The steering committee for the church is seeking not only charter members, but also help finding a place to worship and a pastor.
"In order to form this church and grow this church, we must keep a positive, Christ-centered note," former Beaufort Mayor Henry Chambers said. "What the Presbyterian Church USA has done has nothing to do with this congregation."
The Rev. Terry Johnson, pastor of the Independent Presbyterian Church of Savannah, is assisting the steering committee. He encouraged attendees to think about the long-term goal of a new church.
"There's a church on every corner, and there's a sense in which you need to be able to justify your efforts," he said. "What is it that you're going to do that will make a difference and not just duplicate what somebody else is doing?"

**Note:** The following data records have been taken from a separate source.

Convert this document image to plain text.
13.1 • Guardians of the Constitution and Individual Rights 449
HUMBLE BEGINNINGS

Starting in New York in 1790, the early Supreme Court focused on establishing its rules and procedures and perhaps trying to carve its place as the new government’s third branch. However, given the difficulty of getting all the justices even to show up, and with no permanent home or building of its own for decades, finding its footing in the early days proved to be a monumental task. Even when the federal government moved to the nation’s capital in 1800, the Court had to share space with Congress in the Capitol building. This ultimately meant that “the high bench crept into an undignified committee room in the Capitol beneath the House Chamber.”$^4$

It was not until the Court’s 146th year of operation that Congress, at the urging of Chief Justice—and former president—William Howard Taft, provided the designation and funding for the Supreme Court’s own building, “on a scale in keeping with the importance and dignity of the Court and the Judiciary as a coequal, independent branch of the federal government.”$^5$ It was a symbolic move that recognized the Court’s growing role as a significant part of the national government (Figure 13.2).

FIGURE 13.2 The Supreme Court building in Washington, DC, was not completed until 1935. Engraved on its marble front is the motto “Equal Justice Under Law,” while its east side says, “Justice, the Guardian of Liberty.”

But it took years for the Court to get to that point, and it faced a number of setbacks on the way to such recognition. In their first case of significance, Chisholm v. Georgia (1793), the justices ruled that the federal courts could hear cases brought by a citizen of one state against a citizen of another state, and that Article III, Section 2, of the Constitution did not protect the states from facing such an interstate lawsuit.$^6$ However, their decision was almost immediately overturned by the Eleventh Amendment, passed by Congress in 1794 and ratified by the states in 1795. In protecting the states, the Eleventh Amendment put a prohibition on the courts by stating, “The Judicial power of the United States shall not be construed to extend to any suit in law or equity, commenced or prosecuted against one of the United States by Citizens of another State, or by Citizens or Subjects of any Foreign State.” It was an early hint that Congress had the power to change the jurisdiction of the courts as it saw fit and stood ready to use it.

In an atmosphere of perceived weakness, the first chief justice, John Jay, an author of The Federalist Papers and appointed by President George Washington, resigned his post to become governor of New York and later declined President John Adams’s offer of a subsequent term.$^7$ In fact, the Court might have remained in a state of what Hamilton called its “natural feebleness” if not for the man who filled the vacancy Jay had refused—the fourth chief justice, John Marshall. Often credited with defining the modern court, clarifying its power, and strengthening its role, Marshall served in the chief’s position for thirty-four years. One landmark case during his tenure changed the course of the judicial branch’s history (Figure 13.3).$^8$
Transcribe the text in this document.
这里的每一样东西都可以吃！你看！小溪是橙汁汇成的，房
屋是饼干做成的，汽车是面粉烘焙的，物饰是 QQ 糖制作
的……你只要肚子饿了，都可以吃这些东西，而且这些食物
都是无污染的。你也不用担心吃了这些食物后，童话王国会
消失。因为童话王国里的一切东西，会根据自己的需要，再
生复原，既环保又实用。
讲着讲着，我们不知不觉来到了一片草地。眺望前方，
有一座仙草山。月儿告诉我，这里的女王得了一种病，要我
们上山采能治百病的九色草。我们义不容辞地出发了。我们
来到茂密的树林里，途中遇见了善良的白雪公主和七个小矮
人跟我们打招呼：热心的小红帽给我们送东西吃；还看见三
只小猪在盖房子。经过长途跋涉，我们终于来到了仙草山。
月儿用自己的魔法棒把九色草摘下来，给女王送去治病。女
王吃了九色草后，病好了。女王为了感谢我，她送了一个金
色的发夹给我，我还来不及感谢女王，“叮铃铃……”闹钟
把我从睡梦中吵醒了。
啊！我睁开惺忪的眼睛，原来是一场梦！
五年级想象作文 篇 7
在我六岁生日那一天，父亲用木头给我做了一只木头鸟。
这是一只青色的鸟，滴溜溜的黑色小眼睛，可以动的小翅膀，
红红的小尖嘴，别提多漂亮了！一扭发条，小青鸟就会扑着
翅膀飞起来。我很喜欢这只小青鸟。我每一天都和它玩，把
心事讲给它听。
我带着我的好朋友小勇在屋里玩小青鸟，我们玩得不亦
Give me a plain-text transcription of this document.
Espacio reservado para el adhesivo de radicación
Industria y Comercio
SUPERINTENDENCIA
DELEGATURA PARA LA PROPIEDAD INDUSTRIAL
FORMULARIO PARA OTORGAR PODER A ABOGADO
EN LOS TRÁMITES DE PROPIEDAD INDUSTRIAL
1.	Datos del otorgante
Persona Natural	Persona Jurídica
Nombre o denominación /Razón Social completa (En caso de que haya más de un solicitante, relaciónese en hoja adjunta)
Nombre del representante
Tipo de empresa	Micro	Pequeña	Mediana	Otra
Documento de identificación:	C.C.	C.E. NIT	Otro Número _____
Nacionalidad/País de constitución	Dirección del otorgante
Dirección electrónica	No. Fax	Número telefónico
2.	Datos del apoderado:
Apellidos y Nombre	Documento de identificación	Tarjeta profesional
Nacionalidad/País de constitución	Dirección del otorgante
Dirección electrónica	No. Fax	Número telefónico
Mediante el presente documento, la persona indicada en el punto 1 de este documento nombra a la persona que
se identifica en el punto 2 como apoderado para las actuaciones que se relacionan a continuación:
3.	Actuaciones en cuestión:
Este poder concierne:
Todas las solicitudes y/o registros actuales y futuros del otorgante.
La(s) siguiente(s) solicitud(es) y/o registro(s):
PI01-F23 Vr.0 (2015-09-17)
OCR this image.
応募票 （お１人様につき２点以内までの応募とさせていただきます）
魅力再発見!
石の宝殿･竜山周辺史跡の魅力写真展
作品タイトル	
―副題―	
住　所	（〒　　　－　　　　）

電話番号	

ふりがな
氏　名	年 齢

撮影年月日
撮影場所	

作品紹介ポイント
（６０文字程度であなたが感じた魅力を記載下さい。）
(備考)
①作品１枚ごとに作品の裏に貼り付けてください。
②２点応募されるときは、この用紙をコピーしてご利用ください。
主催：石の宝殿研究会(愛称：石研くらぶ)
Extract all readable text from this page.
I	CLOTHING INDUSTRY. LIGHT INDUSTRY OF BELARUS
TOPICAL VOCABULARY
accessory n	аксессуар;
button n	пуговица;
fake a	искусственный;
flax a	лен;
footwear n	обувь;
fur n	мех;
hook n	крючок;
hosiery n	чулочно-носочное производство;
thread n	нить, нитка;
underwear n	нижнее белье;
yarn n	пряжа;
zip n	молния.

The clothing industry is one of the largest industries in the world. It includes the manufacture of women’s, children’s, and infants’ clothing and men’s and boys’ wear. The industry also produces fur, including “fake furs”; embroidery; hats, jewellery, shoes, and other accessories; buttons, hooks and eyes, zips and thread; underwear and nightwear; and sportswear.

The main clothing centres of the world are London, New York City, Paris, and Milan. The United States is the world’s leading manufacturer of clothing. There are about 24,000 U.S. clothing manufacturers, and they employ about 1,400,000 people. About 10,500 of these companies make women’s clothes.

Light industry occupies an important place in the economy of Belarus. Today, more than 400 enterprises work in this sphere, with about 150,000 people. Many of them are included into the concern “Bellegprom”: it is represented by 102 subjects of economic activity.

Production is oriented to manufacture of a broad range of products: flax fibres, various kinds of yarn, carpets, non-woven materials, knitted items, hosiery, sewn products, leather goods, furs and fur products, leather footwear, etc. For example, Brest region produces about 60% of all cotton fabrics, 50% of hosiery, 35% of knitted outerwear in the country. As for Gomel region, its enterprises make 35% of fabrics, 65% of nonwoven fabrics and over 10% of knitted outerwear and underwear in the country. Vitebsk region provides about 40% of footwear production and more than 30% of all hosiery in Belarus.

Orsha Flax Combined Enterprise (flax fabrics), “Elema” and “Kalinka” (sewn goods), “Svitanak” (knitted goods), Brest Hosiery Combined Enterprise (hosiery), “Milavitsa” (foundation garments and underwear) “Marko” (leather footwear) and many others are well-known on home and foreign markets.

One question is whether the new church would be independent of or affiliated with the Evangelical Presbyterian Church or the Presbyterian Church of America.
Johnson suggested staying independent while forming and affiliate later.
Their differences from the national church center on four issues: ordination of gays, gay marriage, Jesus Christ as the sole savior, and the authority of the Bible, steering committee member Wilson McIntosh has said.
Johnson focused on the authority of Scripture and its place in worship:
"I think that you can trace essentially every problem in the church to the compromising of that issue. I think the mainline denominations in our country are committing suicide. They are self-destructing before our eyes in the name of social issues they think are of greater importance than the traditional issues, spiritual issues of the church."
Audience members had differing views, even among couples. Sandy and Tom Ogle attended First Presbyterian Church of Beaufort together for a decade before she chose to stop going this summer. She will attend First Scots services if they begin, while he is continuing to worship at First Presbyterian.
"They're trying to make everyone feel comfortable, and at the same time, they're encouraging things that are sinful," she said.
Jim Outlaw, who attends Sea Island Presbyterian on Lady's Island, came to listen to the discussion but is not interested in breaking from his church. A Harmony Lodge member with Chambers, he said lodge members respect the right of everyone to discuss issues and to disagree.
"I think it is ironic to be meeting in Harmony Lodge and talking about separation and division," he said.